Practical Guide to Controlled Experiments on the Web

"Practical Guide to Controlled Experiments on the Web" is about the procedures and pitfalls of how to do online experiments.

This paper provides a new framework or set of guidelines of how to do experiments, in the hope that it would standardize and reduce costs and eventually push for changes which are influenced by data rather than opinions of executives. One of these ideas in particular is relevant to industry today: that of the automated ramp-up and abort. In the past, to avoid massive failures on the website LinkedIn, the company actually rolled out new releases to a small subset of users. Should there be no problems with the roll out, the number of users that the new release was available to increased until everyone was updated to the new version. Something interesting about this paper that might influence the way experimentation might be done on the internet is the fact that many of these users do not know that they are being experimented on. In many of the papers we have read, this is not the case as users are part of a study. But the internet affords for this new dynamic which allows for a large number of people in a setting more natural to them to react.

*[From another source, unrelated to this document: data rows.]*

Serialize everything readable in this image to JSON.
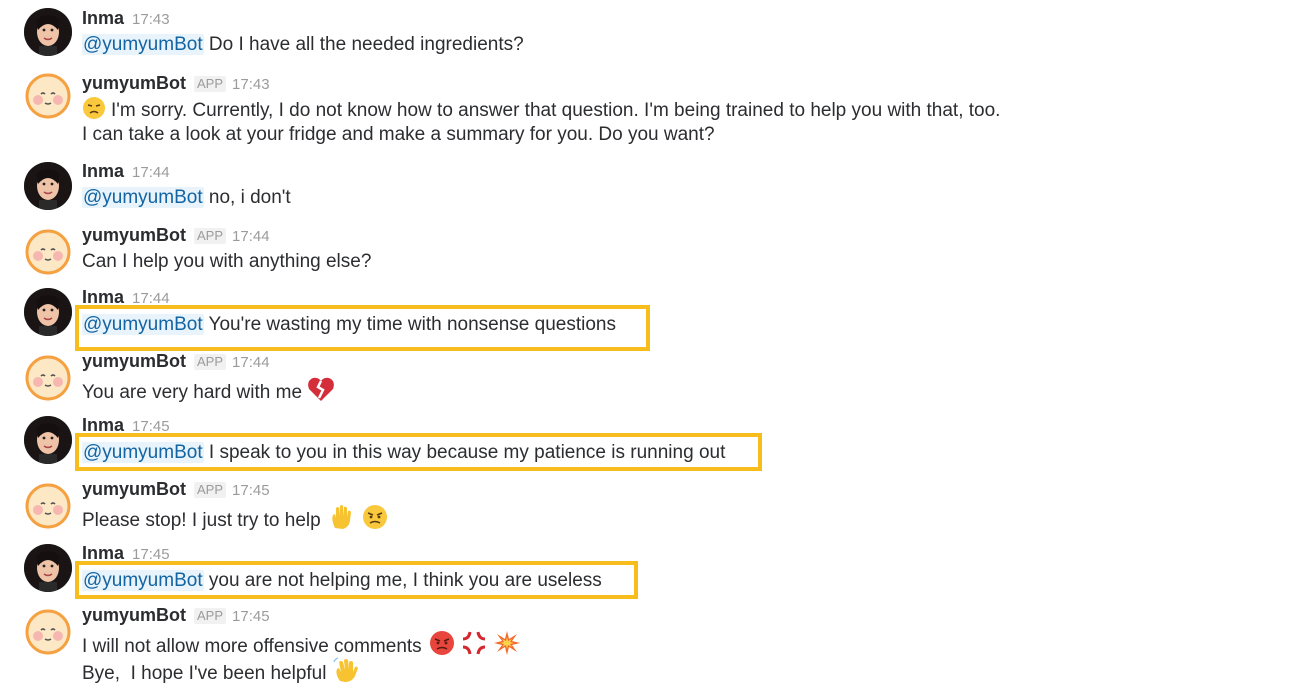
{
  "messages": [
    {
      "author": "Inma",
      "time": "17:43",
      "mention": "@yumyumBot",
      "text": "Do I have all the needed ingredients?"
    },
    {
      "author": "yumyumBot",
      "badge": "APP",
      "time": "17:43",
      "line1": "I'm sorry. Currently, I do not know how to answer that question. I'm being trained to help you with that, too.",
      "line2": "I can take a look at your fridge and make a summary for you. Do you want?",
      "emojis": [
        "disappointed-face-emoji"
      ]
    },
    {
      "author": "Inma",
      "time": "17:44",
      "mention": "@yumyumBot",
      "text": "no, i don't"
    },
    {
      "author": "yumyumBot",
      "badge": "APP",
      "time": "17:44",
      "text": "Can I help you with anything else?"
    },
    {
      "author": "Inma",
      "time": "17:44",
      "mention": "@yumyumBot",
      "text": "You're wasting my time with nonsense questions",
      "highlighted": true
    },
    {
      "author": "yumyumBot",
      "badge": "APP",
      "time": "17:44",
      "text": "You are very hard with me",
      "emojis": [
        "broken-heart-emoji"
      ]
    },
    {
      "author": "Inma",
      "time": "17:45",
      "mention": "@yumyumBot",
      "text": "I speak to you in this way because my patience is running out",
      "highlighted": true
    },
    {
      "author": "yumyumBot",
      "badge": "APP",
      "time": "17:45",
      "text": "Please stop! I just try to help",
      "emojis": [
        "raised-hand-emoji",
        "angry-face-emoji"
      ]
    },
    {
      "author": "Inma",
      "time": "17:45",
      "mention": "@yumyumBot",
      "text": "you are not helping me, I think you are useless",
      "highlighted": true
    },
    {
      "author": "yumyumBot",
      "badge": "APP",
      "time": "17:45",
      "line1": "I will not allow more offensive comments",
      "line2": "Bye,  I hope I've been helpful",
      "emojis": [
        "pouting-face-emoji",
        "anger-symbol-emoji",
        "collision-emoji",
        "waving-hand-emoji"
      ]
    }
  ],
  "colors": {
    "highlight": "#f6bd1d",
    "mention_text": "#1264a3",
    "mention_bg": "#e8f3fb",
    "timestamp": "#9b9b9b"
  }
}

One thing the paper does well is to come up with examples that really gets the reader to think, and question why any of these decisions are made by executives rather than data (as they themselves might have been stunned by the results). In addition, the paper does a good job of reminding us, that it is important not to just determine whether one result is better than another in terms of clicks, etc, but to have a good set of metrics defined for success, before the experiment starts. At the same time I question the rigidness of the experiment framework the authors have devised. Is it really necessary to enforce seemingly arbitrary rules such as 50% of the entire user base being an experimental group? It is true that you would have more results, but how would this scale to a website like Google? Could they afford to allow millions of people using an experimental version? In addition the paper does not give enough emphasis to "paper prototyping" or smaller experiments before rolling this out to the world, which I find necessary if an experiment on such a scale was to be done.